Here’s how readers responded to a You Make the Call question about a young man with follicular lymphoma treated with four cycles of bendamustine/rituximab.

Disclaimer: ASH does not recommend or endorse any specific tests, physicians, products, procedures, or opinions, and disclaims any representation, warranty, or guaranty as to the same. Reliance on any information provided in this article is solely at your own risk.

Yes, he should get rituximab. His prolonged neutropenia is more likely due to the previous bendamustine than the rituximab, and I don’t think his risk will be increased much, if at all, if re-treated with rituximab in this scenario.

Kristie A. Blum, MD
The Ohio State University Comprehensive Cancer Center
Arthur G. James Cancer Hospital and Richard J. Solove Research Institute
Columbus, OH

Regarding the neutropenia, I believe it’s most likely due to bendamustine, not rituximab, which can cause prolonged lymphopenia.
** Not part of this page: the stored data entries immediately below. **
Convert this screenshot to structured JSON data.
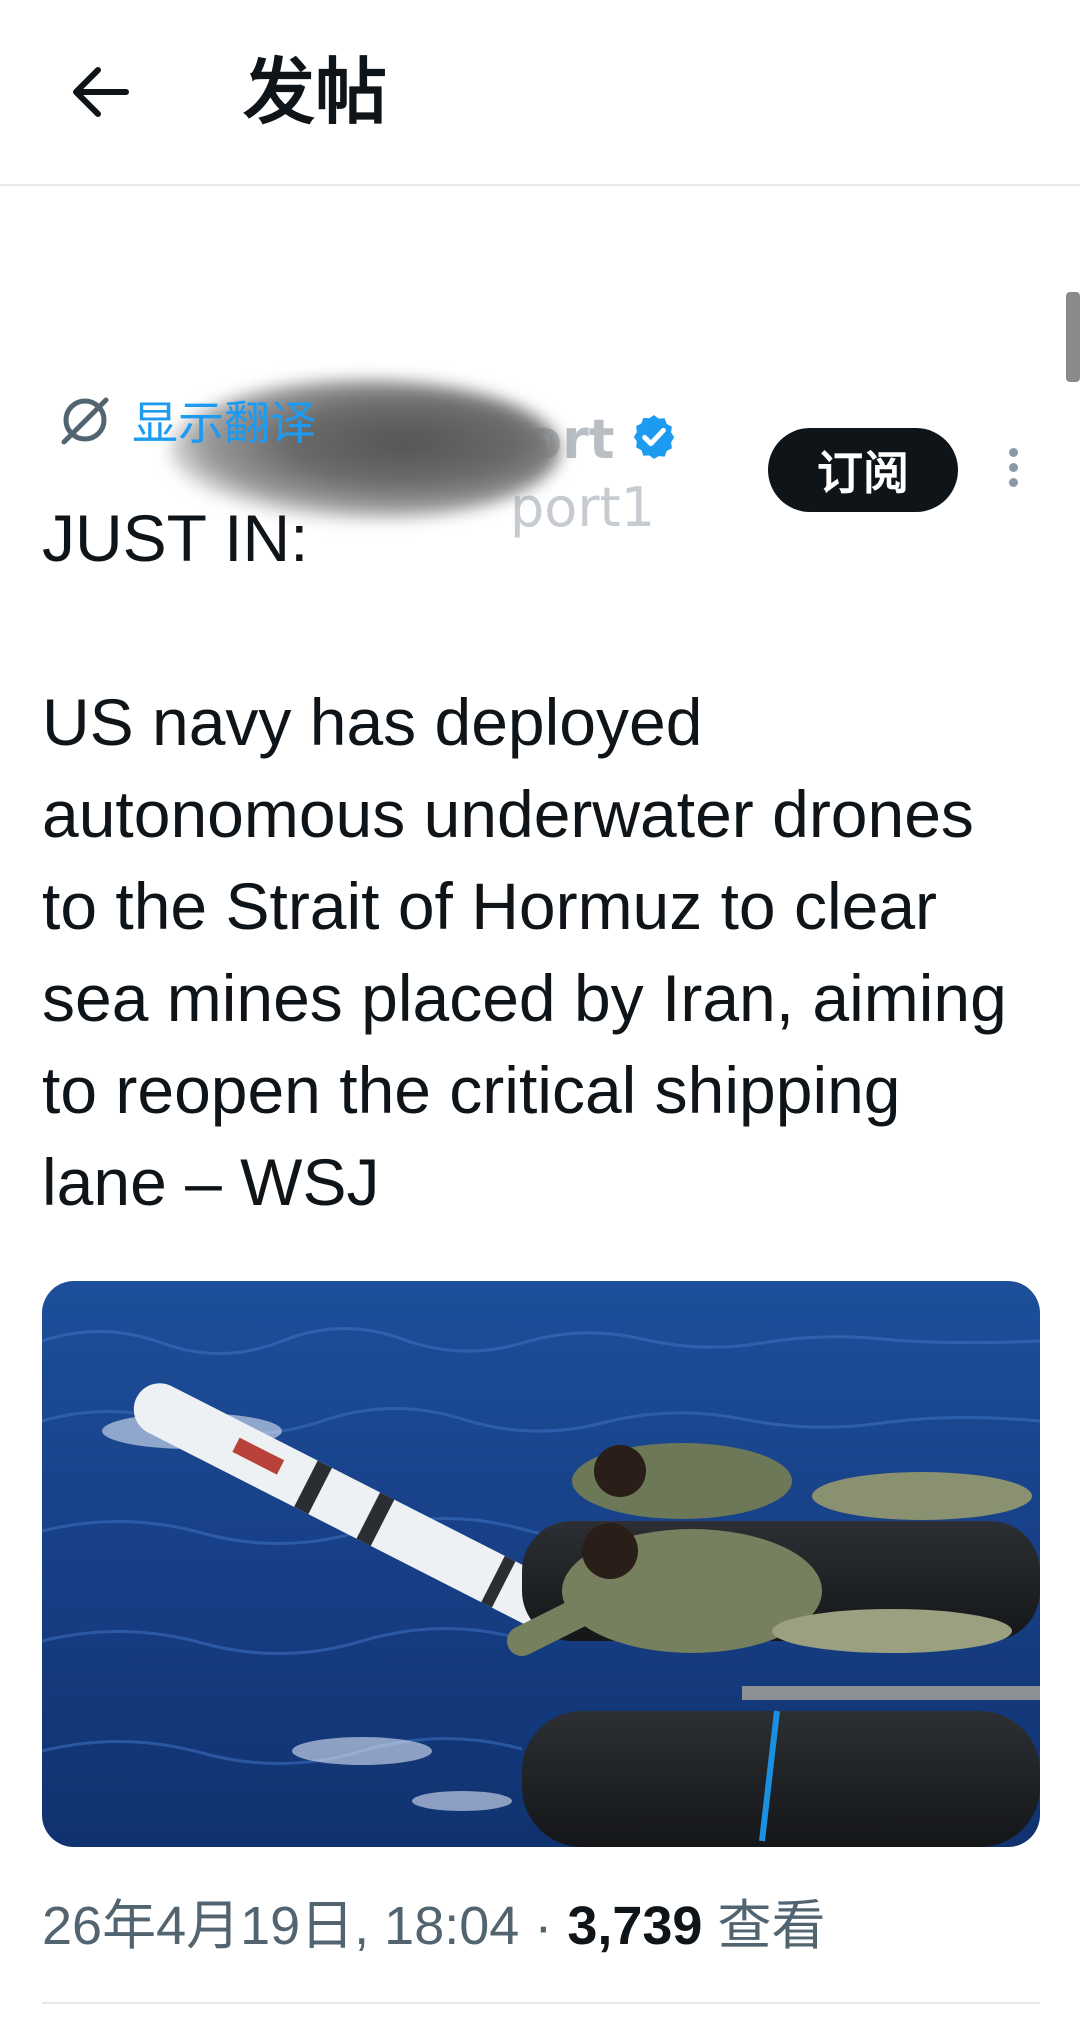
{
  "header": {
    "title": "发帖"
  },
  "author": {
    "name_visible": "ort",
    "handle_visible": "port1",
    "subscribe_label": "订阅"
  },
  "translate": {
    "label": "显示翻译"
  },
  "tweet": {
    "text": "JUST IN:\n\nUS navy has deployed autonomous underwater drones to the Strait of Hormuz to clear sea mines placed by Iran, aiming to reopen the critical shipping lane – WSJ"
  },
  "meta": {
    "date": "26年4月19日, 18:04",
    "separator": " · ",
    "views_count": "3,739",
    "views_label": " 查看"
  },
  "colors": {
    "accent": "#1d9bf0",
    "text": "#0f1419",
    "muted": "#536471"
  }
}
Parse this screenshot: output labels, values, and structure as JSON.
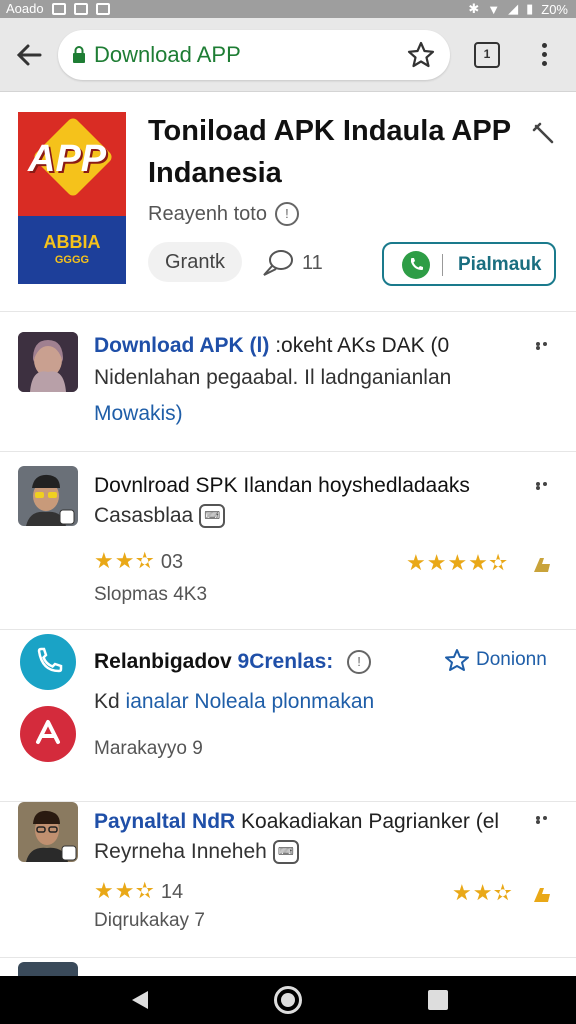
{
  "status_bar": {
    "left_text": "Aoado",
    "right_text": "Z0%"
  },
  "browser": {
    "url": "Download APP",
    "tab_count": "1"
  },
  "app": {
    "logo_text": "APP",
    "logo_sub1": "ABBIA",
    "logo_sub2": "GGGG",
    "title": "Toniload APK Indaula APP Indanesia",
    "subtitle": "Reayenh toto",
    "chip_label": "Grantk",
    "comment_count": "11",
    "install_label": "Pialmauk"
  },
  "items": [
    {
      "title_accent": "Download APK (l)",
      "title_rest": " :okeht AKs  DAK (0",
      "line": "Nidenlahan pegaabal. Il ladnganianlan",
      "link": "Mowakis)"
    },
    {
      "title": "Dovnlroad SPK Ilandan hoyshedladaaks",
      "line": "Casasblaa",
      "badge": "⌨",
      "rating_left": "03",
      "meta": "Slopmas 4K3"
    },
    {
      "title": "Relanbigadov",
      "title_accent": " 9Crenlas:",
      "follow_label": "Donionn",
      "line_dark": "Kd ",
      "line_accent": "ianalar Noleala plonmakan",
      "meta": "Marakayyo 9"
    },
    {
      "title_accent": "Paynaltal NdR",
      "title_rest": " Koakadiakan Pagrianker (el",
      "line": "Reyrneha Inneheh",
      "badge": "⌨",
      "rating_left": "14",
      "meta": "Diqrukakay 7"
    }
  ],
  "colors": {
    "accent_blue": "#1f4fa8",
    "install_border": "#1a7a8c",
    "star": "#e9a817",
    "url_green": "#1e7d34"
  }
}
Therefore, I would indeed restart rituximab as part of the new chemo regimen.

A. Richard Adrouny, MD
San Jose, CA

The prolonged neutropenia was more likely from the bendamustine, not the rituximab. I would have no hesitation in using rituximab again. Unlike bendamustine, rituximab is not a stem cell poison.

Steve Perkins, MD
Texas Oncology
Dallas, TX

We reported, as an abstract, our experience with close to two dozen cases of rituximab neutropenia. Several patients received rituximab again (a couple again and again), and every patient relapsed (generally about 90 days). I am not aware of whether or not there would be cross-reactivity of this reaction with other anti-CD20 antibodies, but I suspect there would be.

Larry Rice, MD
Houston Methodist
Houston, TX

I would use rituximab retreatment and combine with ifosfamide, carboplatin, and etoposide, and try to reach an autologous bone marrow transplant.